Noi siam venuti di molto lontano
Scalzi, cenciosi, con la canna in mano,
Ammalati da l’aria del pantano
Per falciare le messi a lor signori.
I nostri figlioletti non han pane,
E chi sa? forse moriran domane
Invidïando il pranzo al vostro cane...
E noi falciam le messi a lor signori.
Ebbro di sole ognun di noi barcolla;
Acqua ed aceto, un tozzo e una cipolla
Ci disseta, ci allena, ci satolla.
Falciam, falciam le messi a quei signori.

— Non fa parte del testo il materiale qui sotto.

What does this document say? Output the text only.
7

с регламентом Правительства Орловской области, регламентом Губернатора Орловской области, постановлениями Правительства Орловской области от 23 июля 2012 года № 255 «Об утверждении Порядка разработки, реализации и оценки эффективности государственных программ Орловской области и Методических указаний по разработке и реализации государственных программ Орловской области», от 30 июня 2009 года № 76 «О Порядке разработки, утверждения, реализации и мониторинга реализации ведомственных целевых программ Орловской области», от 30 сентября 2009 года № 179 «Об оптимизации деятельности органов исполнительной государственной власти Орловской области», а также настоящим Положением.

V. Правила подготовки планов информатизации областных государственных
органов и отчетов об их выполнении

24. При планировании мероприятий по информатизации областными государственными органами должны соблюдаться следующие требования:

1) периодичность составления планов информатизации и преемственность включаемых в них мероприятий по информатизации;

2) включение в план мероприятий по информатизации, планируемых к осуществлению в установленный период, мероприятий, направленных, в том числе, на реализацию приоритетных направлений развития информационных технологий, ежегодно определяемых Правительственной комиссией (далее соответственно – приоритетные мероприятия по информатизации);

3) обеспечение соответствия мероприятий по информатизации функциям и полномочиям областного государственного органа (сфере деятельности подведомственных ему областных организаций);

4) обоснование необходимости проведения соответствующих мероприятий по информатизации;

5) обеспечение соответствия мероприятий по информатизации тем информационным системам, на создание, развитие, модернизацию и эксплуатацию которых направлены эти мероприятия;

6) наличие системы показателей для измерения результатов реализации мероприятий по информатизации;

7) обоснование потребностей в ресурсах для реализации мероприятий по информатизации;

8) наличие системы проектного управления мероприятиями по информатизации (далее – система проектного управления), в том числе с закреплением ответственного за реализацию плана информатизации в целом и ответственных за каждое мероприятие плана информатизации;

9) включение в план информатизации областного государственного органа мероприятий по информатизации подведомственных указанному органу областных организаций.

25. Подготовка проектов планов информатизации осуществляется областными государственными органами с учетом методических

Il Sol ci cuoce, il sudore ci bagna,
Suona la cornamusa e ci accompagna,
Finchè cadiamo a l’aperta campagna.
Falciam, falciam le messi a quei signori.
Allegri, o mietitori, o mietitrici,
Noi siamo, è vero, laceri e mendici,
Ma quei signori son tanto felici!
Falciam, falciam le messi a quei signori.
Che volete? Noi siam povera plebe,
Noi siamo nati a viver come zebe,
Ed a morir per ingrassar le glebe.
Falciam, falciam le messi a quei signori.
O benigni signori, o pingui eroi,
Vengano un po’ dove falciamo noi;
Balleremo il trescon, la ridda, e poi...
Poi falcerem le teste a lor signori.